Standard photolithographic methods were used to fabricate devices for transport measurements. Channels, 65 × 30 μm2 in area, were defined by a positive tone ARP3540 resist. The SCO films were subsequently etched using a mixture of 10 mL water and 1 mL phosphoric acid (85%). Then, electrical contact pads were formed from Au (70 nm)/Ru (5 nm) bilayers by a lift-off technique. The Ru and Au were deposited by ion beam sputtering (SCIA coat 200).

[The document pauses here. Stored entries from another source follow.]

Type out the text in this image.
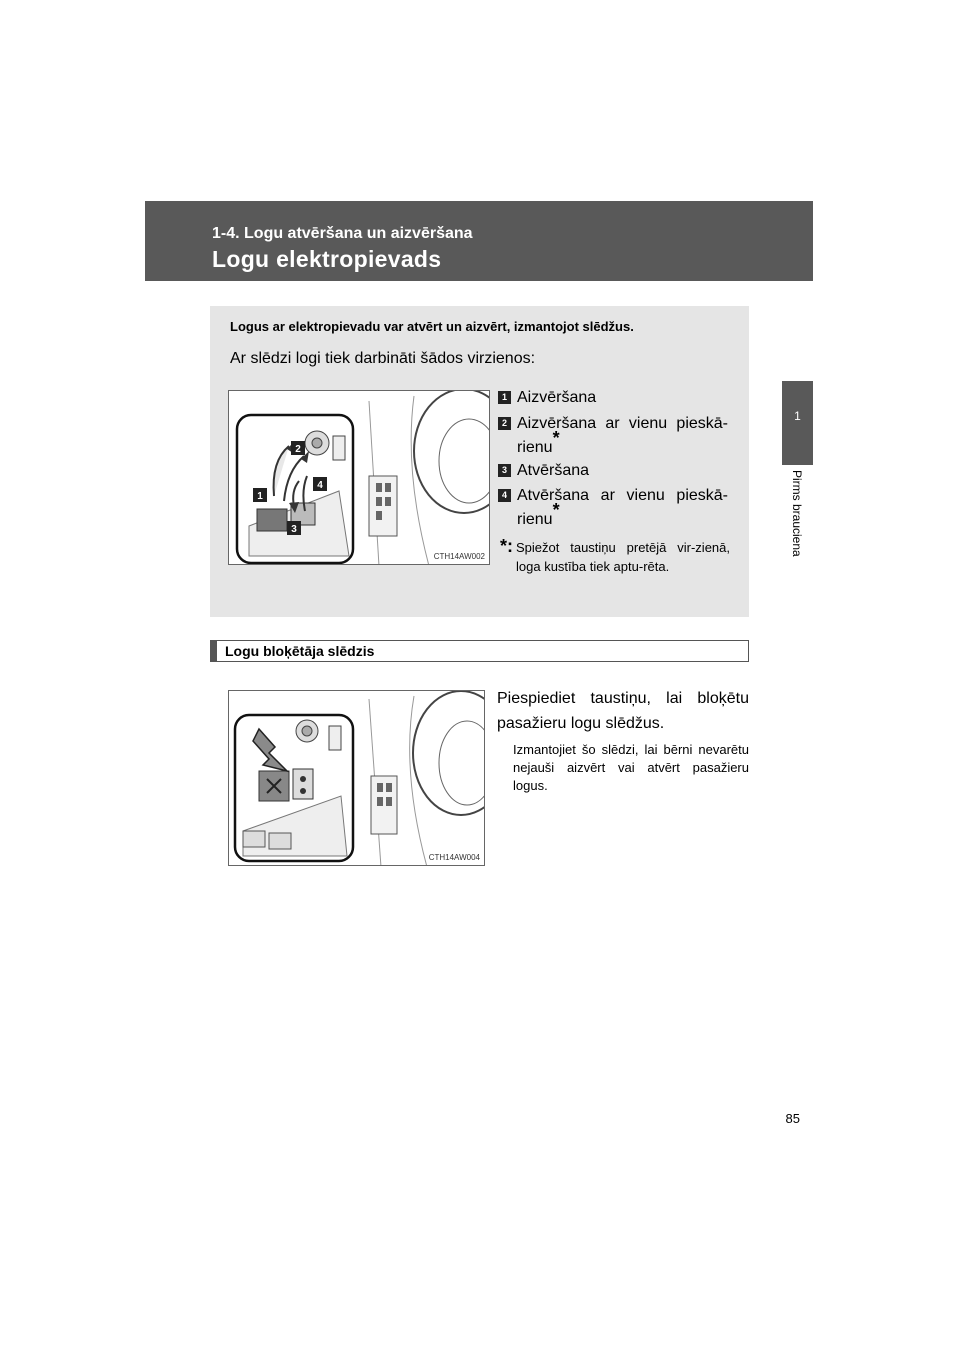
1-4. Logu atvēršana un aizvēršana
Logu elektropievads
1
Pirms brauciena
Logus ar elektropievadu var atvērt un aizvērt, izmantojot slēdžus.
Ar slēdzi logi tiek darbināti šādos virzienos:
1
2
3
4
CTH14AW002
1 Aizvēršana
2 Aizvēršana ar vienu pieskā-rienu*
3 Atvēršana
4 Atvēršana ar vienu pieskā-rienu*
*: Spiežot taustiņu pretējā vir-zienā, loga kustība tiek aptu-rēta.
Logu bloķētāja slēdzis
CTH14AW004
Piespiediet taustiņu, lai bloķētu pasažieru logu slēdžus.
Izmantojiet šo slēdzi, lai bērni nevarētu nejauši aizvērt vai atvērt pasažieru logus.
85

In situ XRD measurements were carried out using a portion of an H-SCO film grown on LSAT (001). The chiplet used had an area of 5 × 5 mm2. A channel with an area of 2 × 2 mm2 was defined and then Au (70 nm)/Ru (5 nm) electrodes were formed. A gate electrode with an area of 0.8 × 2 mm2 was formed on the chiplet next to the device itself (see SI Figure S11). The device was attached to the sample holder using double-side tape. After placing the ionic liquid on the device surface, a Kapton film was attached to reduce its thickness.

Characterization

Temperature and magnetic field dependent magnetization was measured using a MPMS3 SQUID (Superconducting Quantum Interference Device) magnetometer. Transport measurements were carried out in a physical property measurement system (Quantum Design). The gate voltage was applied using a Keithley 2450A source meter. The film resistance was measured using a constant current of 500 nA (Keithley 6221 current source), and the voltage was measured using a Keithley 2182A nanovoltmeter. θ–2θ scans, in situ XRD, and RSM were performed using a Bruker D8 Discover X-ray diffractometer and Cu–Kα radiation. A GaJet X-ray source (λ = 1.3414 Å) XRD was used to analyze the detailed structure of the H- and V-SCO thin films as described in the SI. STEM-HADDF measurements were carried out in a FEI Titan 80–300 transmission electron microscope with an electron beam energy of 300 kV. X-ray absorption spectroscopy (XAS) and X-ray magnetic circular dichroism (XMCD) measurements were conducted at the vector cryomagnet XMCD end station of the BOREAS beamline at the ALBA synchrotron source.[43] The measurements were carried out at a base pressure of <1 × 10–10 mbar and under an applied magnetic field up to 6 T along the incident beam direction. Co L2,3 and O K edge spectra were collected at grazing incidence (70° off normal) at 2 K, using total electron yield (TEY) detection. Nearly 100% circularly polarized left and right X-rays were formed using an elliptically polarizing undulator. Additionally, element-specific hysteresis loops were performed by recording the TEY signal at the maximum value of the XMCD at the L3 edge and at a pre-edge energy for normalization purposes while sweeping the magnetic field, for both X-ray polarizations. X-ray photoelectron spectroscopy (XPS) measurements were made using a K-Alpha Thermo Scientific instrument. The film surface was gently cleaned by an Ar cluster ion etching prior to the measurement.